M. Perrault affirme que le projet de réforme des élections du gouvernement, connu sous C-76, moderniserait de manière importante la tenue des élections fédérales et améliorerait l’intégrité du système.

Toutefois, selon lui, la pièce législative ne va pas assez loin à certains égards. En tant que tel, le projet de loi C-76 laisserait une brèche permettant l’usage ou le partage de fonds étrangers par des groupes militants tentant d’influencer les électeurs.

M. Perrault a affirmé lundi à un comité des Communes examinant le projet de réformes qu’il devrait y avoir une formulation sans équivoque dans la législation pour éviter que des fonds étrangers influencent le résultat d’une élection.

Le directeur général des élections par intérim a aussi fait valoir que des articles dans le projet de loi s’attaquant aux pirates tentant d’influencer une élection sont trop restreints, et que le fardeau de la preuve devrait être réduit pour contrer des cyberattaques visant à perturber le vote ou à miner la confiance envers le processus électoral.

Le projet de loi C-76 renverserait un certain nombre de changements effectués par le précédent gouvernement conservateur, incluant le rétablissement de l’usage des cartes d’information de l’électeur comme pièce valable d’identification.

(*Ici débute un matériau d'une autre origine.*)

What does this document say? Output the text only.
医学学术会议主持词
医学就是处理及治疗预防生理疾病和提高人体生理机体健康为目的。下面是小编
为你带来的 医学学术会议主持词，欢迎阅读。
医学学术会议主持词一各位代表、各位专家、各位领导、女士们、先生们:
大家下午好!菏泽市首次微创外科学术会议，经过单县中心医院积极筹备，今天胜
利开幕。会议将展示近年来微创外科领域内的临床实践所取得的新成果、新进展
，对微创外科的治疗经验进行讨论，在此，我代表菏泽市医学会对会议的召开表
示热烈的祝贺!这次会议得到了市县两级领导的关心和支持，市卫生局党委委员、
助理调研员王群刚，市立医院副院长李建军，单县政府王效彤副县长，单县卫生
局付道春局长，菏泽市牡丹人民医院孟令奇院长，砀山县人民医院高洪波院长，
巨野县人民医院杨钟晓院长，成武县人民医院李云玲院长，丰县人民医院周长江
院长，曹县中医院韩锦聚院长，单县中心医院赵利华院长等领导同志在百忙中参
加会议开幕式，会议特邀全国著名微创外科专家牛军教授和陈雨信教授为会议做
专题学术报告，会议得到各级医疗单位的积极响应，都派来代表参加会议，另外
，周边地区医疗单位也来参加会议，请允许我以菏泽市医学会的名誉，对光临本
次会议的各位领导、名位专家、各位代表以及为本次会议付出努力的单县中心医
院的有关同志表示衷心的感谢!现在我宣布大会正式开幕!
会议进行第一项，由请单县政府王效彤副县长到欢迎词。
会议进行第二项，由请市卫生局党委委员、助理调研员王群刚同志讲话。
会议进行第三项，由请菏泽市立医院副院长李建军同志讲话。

Le projet de loi limiterait aussi les dépenses des partis et des groupes militants durant une période de trois mois avant le lancement officiel d’une campagne.

Les libéraux ont précipité l’envoi du projet de loi en comité en restreignant les débats préliminaires à la Chambre des communes, suscitant l’ire des partis d’opposition qui veulent plus de temps pour débattre de la législation.